In vitro biomineralization potential in simulated wound fluid and antibacterial efficacy of biologically-active glass nanoparticles containing B2O3/ZnO

Abstract

In the present study, SiO2-CaO-B2O3-ZnO (SCBZ), SiO2-CaO-B2O3 (SCB), SiO2-CaO-ZnO (SCZ) and SiO2-CaO (SC) silicate-based glasses were synthesized by the sol-gel method to elucidate the influence of B2O3 and ZnO substitution on glass characteristics aiming to further use in wound healing applications. The amorphous nature, spherical-shaped morphology and nano-sized primary particles of glasses were revealed by XRD and SEM analysis. Moreover, investigating the antibacterial activity of glasses against E.coli and S.aureus bacteria indicated the improved antibacterial properties of SCBZ glass against both bacterial strains compared with SCB and SCZ glasses.
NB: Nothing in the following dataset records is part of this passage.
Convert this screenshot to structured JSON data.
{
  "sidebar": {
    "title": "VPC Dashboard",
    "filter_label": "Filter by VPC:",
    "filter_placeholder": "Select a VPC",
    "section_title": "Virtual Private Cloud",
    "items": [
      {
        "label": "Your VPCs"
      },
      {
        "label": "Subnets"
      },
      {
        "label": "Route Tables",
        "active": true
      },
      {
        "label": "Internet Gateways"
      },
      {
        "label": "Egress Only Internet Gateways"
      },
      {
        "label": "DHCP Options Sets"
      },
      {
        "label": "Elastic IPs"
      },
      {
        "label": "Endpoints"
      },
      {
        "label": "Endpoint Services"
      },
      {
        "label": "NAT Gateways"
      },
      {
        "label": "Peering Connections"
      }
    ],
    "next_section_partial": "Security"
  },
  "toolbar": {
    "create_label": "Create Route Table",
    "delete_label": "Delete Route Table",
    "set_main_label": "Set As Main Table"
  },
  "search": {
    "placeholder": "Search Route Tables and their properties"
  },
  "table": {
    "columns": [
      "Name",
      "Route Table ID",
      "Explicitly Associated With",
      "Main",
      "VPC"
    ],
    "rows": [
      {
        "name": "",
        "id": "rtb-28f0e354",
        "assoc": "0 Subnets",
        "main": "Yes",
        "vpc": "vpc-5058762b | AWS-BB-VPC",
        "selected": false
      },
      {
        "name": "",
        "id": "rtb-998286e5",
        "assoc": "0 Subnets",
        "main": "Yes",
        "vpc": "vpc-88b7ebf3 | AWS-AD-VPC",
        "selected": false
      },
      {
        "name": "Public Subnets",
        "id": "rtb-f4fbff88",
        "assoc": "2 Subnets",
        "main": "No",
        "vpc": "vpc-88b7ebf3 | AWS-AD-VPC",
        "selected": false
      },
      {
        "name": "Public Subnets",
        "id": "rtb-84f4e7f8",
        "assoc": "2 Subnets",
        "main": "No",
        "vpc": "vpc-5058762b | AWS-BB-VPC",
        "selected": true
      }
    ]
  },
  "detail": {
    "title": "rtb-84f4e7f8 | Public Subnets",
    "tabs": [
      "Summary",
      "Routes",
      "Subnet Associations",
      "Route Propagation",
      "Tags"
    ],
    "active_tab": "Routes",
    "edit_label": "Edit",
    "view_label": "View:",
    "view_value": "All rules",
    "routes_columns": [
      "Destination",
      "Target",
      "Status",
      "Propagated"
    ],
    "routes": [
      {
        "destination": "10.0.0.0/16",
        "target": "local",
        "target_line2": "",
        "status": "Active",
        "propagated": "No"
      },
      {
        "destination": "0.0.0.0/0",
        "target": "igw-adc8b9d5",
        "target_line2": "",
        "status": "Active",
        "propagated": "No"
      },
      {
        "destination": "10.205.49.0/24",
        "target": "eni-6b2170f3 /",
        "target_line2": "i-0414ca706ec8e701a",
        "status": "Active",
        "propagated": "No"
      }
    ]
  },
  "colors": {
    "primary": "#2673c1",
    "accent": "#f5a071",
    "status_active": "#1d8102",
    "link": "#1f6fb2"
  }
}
Assessment of ion release revealed that the incorporation of zinc induces a more stable glass network with a lower tendency to dissolution contrary to the incorporation of boron, which facilitated the dissolution of glass by the formation of more reactive SiOB and BO bonds. Glasses were immersed in Simulated Wound Fluid (SWF) to predict their mineralization susceptibility. Morphological studies and FTIR analysis showed the formation of cauliflower-like hydroxy-carbonated apatite on the surface of SCB and SC glasses after 14 days. In contrast, the presence of Zn in SCBZ and SCZ glasses inhibited the formation of crystalline apatite and induced the deposition of spherical-shaped amorphous apatite. Our study suggests that the co-incorporation of B and Zn in SCBZ glass make this material a potential multifunctional candidate for accelerating the healing of skin wounds.